Нас посещал поэт Еременко и выпивал весь одеколон в доме. Заходил прозаик Владимир Шаров и очаровывал невероятными картинами мироздания. Приезжал мистик Верников, выл маралом и сообщал Ксюше, что он лучше, чем я.
– Тебя окружают злые гномы, – говорила Ксения Иосифовна. – Они будут не только радоваться каждой твоей неудаче. Они будут ее приближать.
– Если я умру, – ерничал я, – тоже обрадуются?
– Если умрешь – расскажут, какими хорошими друзьями они тебе были. И не кривляйся.
В том, что я здесь поселился, было что-то от провидения. Когда-то мой отец в подростковом возрасте приезжал в столицу и останавливался с одноклассниками в школе напротив нашего нынешнего дома. Он был тогда мальчиком из крестьянской семьи. Москва поразила его воображение. Он решил стать знаменитым ученым – и стал им. Я любил теперь стоять на кухне и смотреть, как за окнами школы, в актовом зале, девушки танцуют канкан или кружатся в вальсе с кавалерами.
Я тащился от Москвы. Театры, кооперативные рестораны, первый в России Макдоналдс – не в счет. Я жил в пятистах метрах от Донского монастыря. Здесь с восемнадцати лет я традиционно отмечал свои дни рождения на могиле Петра Яковлевича Чаадаева. Когда-то забрел сюда случайно. Познакомился с продавщицей магазина «Спорттовары» на площади Гагарина и предложил ей прогуляться после работы. Мы разговорились, купили у крематория бутылку кагора в честь моих именин. Искали место, где выпить. Камень со знакомой фамилией около заброшенной часовенки привлек мое внимание. «И на обломках самовластья напишут наши имена!» Теперь на могиле Чаадаева я пил шампанское с Ксенией Иосифовной. Вокруг спало вечным сном русское дворянство. Я чувствовал себя барчуком и немного этого стыдился. От «комплекса совершенства», который включал в себя не только происхождение, но и «невероятную легкость бытия», мне пришлось избавляться всю жизнь.
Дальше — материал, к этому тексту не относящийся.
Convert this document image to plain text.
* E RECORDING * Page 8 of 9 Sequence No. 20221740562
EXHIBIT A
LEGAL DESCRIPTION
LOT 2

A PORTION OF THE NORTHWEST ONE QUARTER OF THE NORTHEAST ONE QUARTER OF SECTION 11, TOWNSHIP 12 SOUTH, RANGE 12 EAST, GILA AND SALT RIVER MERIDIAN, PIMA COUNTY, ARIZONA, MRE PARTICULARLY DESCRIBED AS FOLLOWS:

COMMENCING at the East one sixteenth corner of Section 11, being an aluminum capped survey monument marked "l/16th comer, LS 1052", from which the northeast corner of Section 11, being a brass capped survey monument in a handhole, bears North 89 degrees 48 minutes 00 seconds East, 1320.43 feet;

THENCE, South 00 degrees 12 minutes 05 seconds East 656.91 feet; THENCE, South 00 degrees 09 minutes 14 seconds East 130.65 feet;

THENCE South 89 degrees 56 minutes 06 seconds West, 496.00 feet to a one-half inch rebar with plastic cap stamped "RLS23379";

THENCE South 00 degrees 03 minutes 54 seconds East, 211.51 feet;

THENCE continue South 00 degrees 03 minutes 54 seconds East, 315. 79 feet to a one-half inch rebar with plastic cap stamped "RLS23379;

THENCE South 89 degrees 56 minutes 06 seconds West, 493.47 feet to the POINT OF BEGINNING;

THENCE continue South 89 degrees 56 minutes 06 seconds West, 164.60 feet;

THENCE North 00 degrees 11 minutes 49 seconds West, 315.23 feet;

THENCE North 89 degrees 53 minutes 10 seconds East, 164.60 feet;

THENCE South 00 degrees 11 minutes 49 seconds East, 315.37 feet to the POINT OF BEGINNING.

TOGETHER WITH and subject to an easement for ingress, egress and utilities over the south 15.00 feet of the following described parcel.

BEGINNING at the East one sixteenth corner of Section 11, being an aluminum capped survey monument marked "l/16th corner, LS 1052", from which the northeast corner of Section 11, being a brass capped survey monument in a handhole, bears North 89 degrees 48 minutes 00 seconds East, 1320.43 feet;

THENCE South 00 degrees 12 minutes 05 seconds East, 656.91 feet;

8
– О, какие гости! Почему без цветов? – спросила сплетница Леночка, когда я зашел на кафедру иностранных языков под восьмое марта и спросил Гембицкую.
– Беден, – коротко сказал я и, сделав жалобное выражение лица, растворился во тьме коридоров.
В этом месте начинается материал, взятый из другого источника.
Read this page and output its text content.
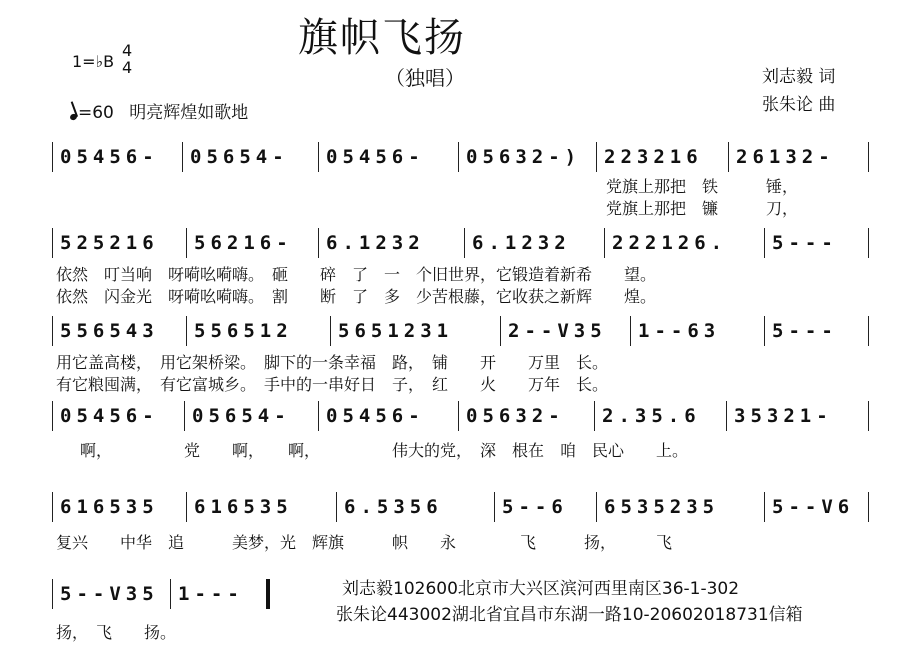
旗帜飞扬
（独唱）
1=♭B
4
4
=60 明亮辉煌如歌地
刘志毅 词
张朱论 曲
05456- 05654- 05456- 05632-) 223216 26132-
党旗上那把　铁　　　锤，
党旗上那把　镰　　　刀，
525216 56216- 6.1232 6.1232 222126. 5---
依然　叮当响　呀嗬吆嗬嗨。　砸　　碎　了　一　个旧世界，它锻造着新希　　望。
依然　闪金光　呀嗬吆嗬嗨。　割　　断　了　多　少苦根藤，它收获之新辉　　煌。
556543 556512 5651231	2--V35 1--63	5---
用它盖高楼，　用它架桥梁。　脚下的一条幸福　路，　铺　　开　　万里　长。
有它粮囤满，　有它富城乡。　手中的一串好日　子，　红　　火　　万年　长。
05456- 05654- 05456- 05632- 2.35.6 35321-
啊，　　　　　党　　啊，　　啊，　　　　　伟大的党，　深　根在　咱　民心　　上。
616535 616535	6.5356	5--6 6535235	5--V6
复兴　　中华　追　　　美梦，光　辉旗　　　帜　　永　　　　飞　　　扬，　　　飞
5--V35 1---
扬，　飞　　扬。
刘志毅102600北京市大兴区滨河西里南区36-1-302
张朱论443002湖北省宜昌市东湖一路10-20602018731信箱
Женщины хороши в пору влюбленности, когда они еще не избавились от пустых надежд. В это время им нравится все, что вы делаете. Вы пьете водку – и они смотрят на вас, как на шедевр живописи. Красиво пьет! Вы блюете – и они жалеют вас вслух. Бедный мальчик выпил паленой водки! Вы разговариваете на улице с другом. Они готовы перегрызть ему глотку, поскольку знают, что гусь свинье не товарищ. Если вы здороваетесь с незнакомой дамой, они испепеляют ее взглядом. Потом краски мира блекнут, стихи больше не будоражат душу, водка становится отвратительной, как оно и есть на самом деле. На этом этапе с женщиной следует расстаться и найти другую, чтобы начать всё сначала. Быт – вещь неинтересная, а «мы рождены для вдохновенья, для звуков сладких и молитв».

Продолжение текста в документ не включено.